Хорошо сказать — завяжите. Девочка и мальчик-то маленькие. Еле-еле стянули горловину. Покатили мешок перекатом к озеру. Катят, а разбойники Агудир и Могудир плачут, умоляют выпустить. Мальчик стегает их хворостиной по выступающим толстым задам, приговаривая:

— Не гоняйтесь за чужим добром, не гоняйтесь за чужим добром.

Наконец, подкатили мешок к высокому берегу да и столкнули в глубокое синее озеро. Булькнул мешок в воду, и больше никто его не видел.

А мама с храбрыми сыночком и дочкой стали жить-поживать, да добра наживать…

Сестренка уже спит. Последние слова мамы долетают ко мне издалека, растягиваясь, как мыльные пузыри, и меня охватывает покрывало сна…

Наверное, и сейчас за окнами домов кто-то нежится в тепле домашнего уюта. Но мне до тепла далеко. Мне до него еще два десятка верст.

 

Прижавшись плечом к бетонной плите, я простоял в полузабытьи больше часа и продрог. Мелкий снежок, заносимый ветром за стену, превращал меня в какое-то изваяние в странном одеянии. Белый покров, видимо, доставлял неудобства и моему случайному попутчику — псу. Он вскакивал, всем телом судорожно стряхивал снег и вновь отрешенно плюхался на солому.

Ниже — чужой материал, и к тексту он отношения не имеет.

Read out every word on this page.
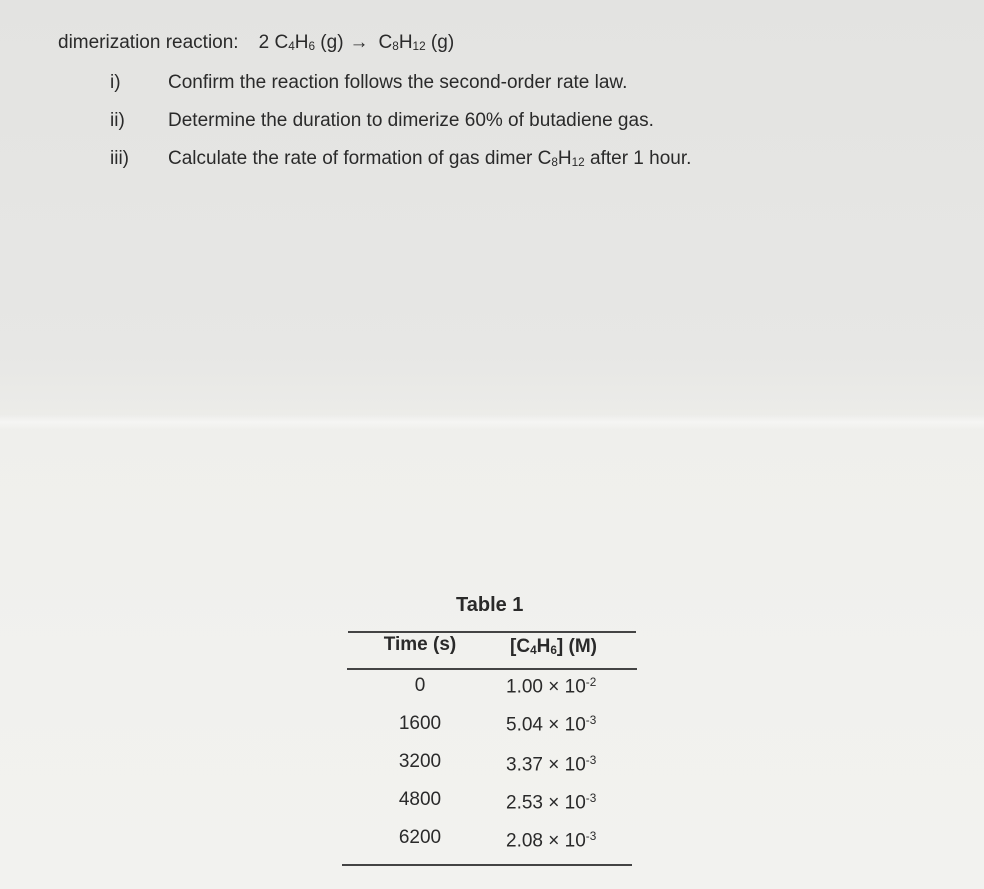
dimerization reaction: 2 $C_4H_6$ $(g) \to C_8H_{12}$ (g)
i) Confirm the reaction follows the second-order rate law.
ii) Determine the duration to dimerize 60% of butadiene gas.
iii) Calculate the rate of formation of gas dimer $C_8H_{12}$ after 1 hour.
Table 1
Time (s)	$[C_4H_6]$ (M)
0	$1.00 \times 10^{-2}$
1600	$5.04 \times 10^{-3}$
3200	$3.37 \times 10^{-3}$
4800	$2.53 \times 10^{-3}$
6200	$2.08 \times 10^{-3}$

Снисходительность, жалость к себе размагничивают, деморализуют. Тело размякло, расслабилось и не хотело подчиняться. Оно умоляло постоять за спасительной стеной еще хотя бы минут двадцать… или десять… Ну или, на худой конец, минуты три. Оно не хотело уходить в ночь от светящихся окон, от редких фонарей, от мягкого, щекочущего лицо снежка. И вновь пробудился внутренний голос, который заискивающе уговаривал: «Не ходи. Остановись. Тебя пустят на ночевку в любой дом. Утро вечера мудренее».

Я посчитал эти стенания малодушием, усилием воли почти отодрал себя от железобетонной плиты и снова шагнул в буран. Пес поднял голову, удивленно посмотрел на меня. Но как ему, псу, объяснить, что мне нужно идти, что меня ждет мама?

Погода не изменилась. Все так же дул ветер, мело и снизу, и сверху. Все так же приходилось прощупывать путь железной клюкой, а в внутри меня ныло и ныло от того, что приветливые фонари остаются позади. Еще немного, и они совсем скроются из виду.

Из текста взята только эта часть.